You’re running a load test on infrastructure that mirrors production. Credentials. Permissions. Audit trails. Everything must behave like the real world, not a toy environment. But wiring together IAM Roles and K6 often feels like juggling flaming keys in a wind tunnel. Let’s fix that.
IAM Roles K6 refers to using AWS Identity and Access Management roles directly within your K6 performance testing setup. IAM handles who can do what on AWS resources. K6 blasts your endpoints with simulated users. Connect the two and you get load tests that use real IAM authorization rather than hardcoded secrets. The result is repeatability, compliance, and far fewer awkward calls from security.
At its core, this integration means your test scripts assume predefined IAM roles via short-lived credentials instead of static access keys. When K6 runs load tests against APIs or backend services, each request respects the same access boundaries your production stack enforces. That matters if you are validating end-to-end IAM policies, signing requests with AWS Signature v4, or testing multi-tenant behavior. No human tokens, no lingering secrets, no night-before-release fire drills.
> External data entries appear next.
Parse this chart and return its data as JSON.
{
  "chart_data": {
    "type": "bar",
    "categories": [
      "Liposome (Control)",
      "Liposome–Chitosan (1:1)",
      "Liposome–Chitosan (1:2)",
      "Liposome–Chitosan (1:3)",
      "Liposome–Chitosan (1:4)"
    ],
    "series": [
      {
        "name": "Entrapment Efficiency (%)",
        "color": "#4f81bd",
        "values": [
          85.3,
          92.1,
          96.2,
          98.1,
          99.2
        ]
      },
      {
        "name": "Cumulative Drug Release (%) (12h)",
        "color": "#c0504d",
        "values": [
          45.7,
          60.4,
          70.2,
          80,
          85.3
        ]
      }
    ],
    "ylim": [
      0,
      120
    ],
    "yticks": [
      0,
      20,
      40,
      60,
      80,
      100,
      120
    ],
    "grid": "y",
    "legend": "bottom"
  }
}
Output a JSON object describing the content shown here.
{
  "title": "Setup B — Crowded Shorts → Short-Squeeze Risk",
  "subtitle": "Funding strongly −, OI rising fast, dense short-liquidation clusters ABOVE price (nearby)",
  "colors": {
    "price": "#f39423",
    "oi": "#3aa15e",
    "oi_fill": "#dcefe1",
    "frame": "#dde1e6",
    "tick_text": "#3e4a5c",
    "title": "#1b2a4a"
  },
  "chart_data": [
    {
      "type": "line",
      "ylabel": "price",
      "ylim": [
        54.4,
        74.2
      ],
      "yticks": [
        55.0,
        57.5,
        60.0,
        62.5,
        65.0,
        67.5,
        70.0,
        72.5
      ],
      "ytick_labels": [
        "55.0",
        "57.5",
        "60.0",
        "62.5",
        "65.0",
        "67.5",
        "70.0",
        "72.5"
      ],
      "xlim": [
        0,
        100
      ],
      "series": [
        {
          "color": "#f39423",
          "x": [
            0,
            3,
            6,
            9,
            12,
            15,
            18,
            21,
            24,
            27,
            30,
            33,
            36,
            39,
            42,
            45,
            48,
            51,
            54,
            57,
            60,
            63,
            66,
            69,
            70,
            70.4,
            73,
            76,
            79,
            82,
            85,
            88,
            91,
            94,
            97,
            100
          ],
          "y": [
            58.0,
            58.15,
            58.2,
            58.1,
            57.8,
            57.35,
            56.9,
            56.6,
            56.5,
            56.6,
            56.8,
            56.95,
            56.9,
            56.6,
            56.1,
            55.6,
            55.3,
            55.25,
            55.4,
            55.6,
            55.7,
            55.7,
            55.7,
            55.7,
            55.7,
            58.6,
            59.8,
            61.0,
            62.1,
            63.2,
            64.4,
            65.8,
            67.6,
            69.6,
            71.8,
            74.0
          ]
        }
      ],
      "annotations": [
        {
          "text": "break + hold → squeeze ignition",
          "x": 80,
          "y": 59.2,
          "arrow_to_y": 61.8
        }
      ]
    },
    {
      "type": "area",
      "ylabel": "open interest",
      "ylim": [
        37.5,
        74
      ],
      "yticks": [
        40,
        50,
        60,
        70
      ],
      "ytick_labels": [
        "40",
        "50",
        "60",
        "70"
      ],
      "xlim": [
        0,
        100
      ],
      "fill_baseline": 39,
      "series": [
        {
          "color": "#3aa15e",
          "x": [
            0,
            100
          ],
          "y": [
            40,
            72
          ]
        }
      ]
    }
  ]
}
To set it up conceptually, treat K6 as a trusted principal. Assign it a limited IAM role that grants just enough privilege to perform the calls you want to test. Your CI runner or containerized test environment authenticates via that role using an identity provider like Okta, AWS SSO, or OIDC. K6 picks up credentials from those environment variables automatically. The flow feels native because it is. No JSON keys taped under your keyboard.
Be deliberate with scope. Create IAM policies that follow least privilege. Rotate roles or temporary sessions frequently. Track usage through CloudTrail or your observability tool of choice. When something breaks, expired tokens are the usual suspects. Renew or fetch fresh session credentials before your next batch test.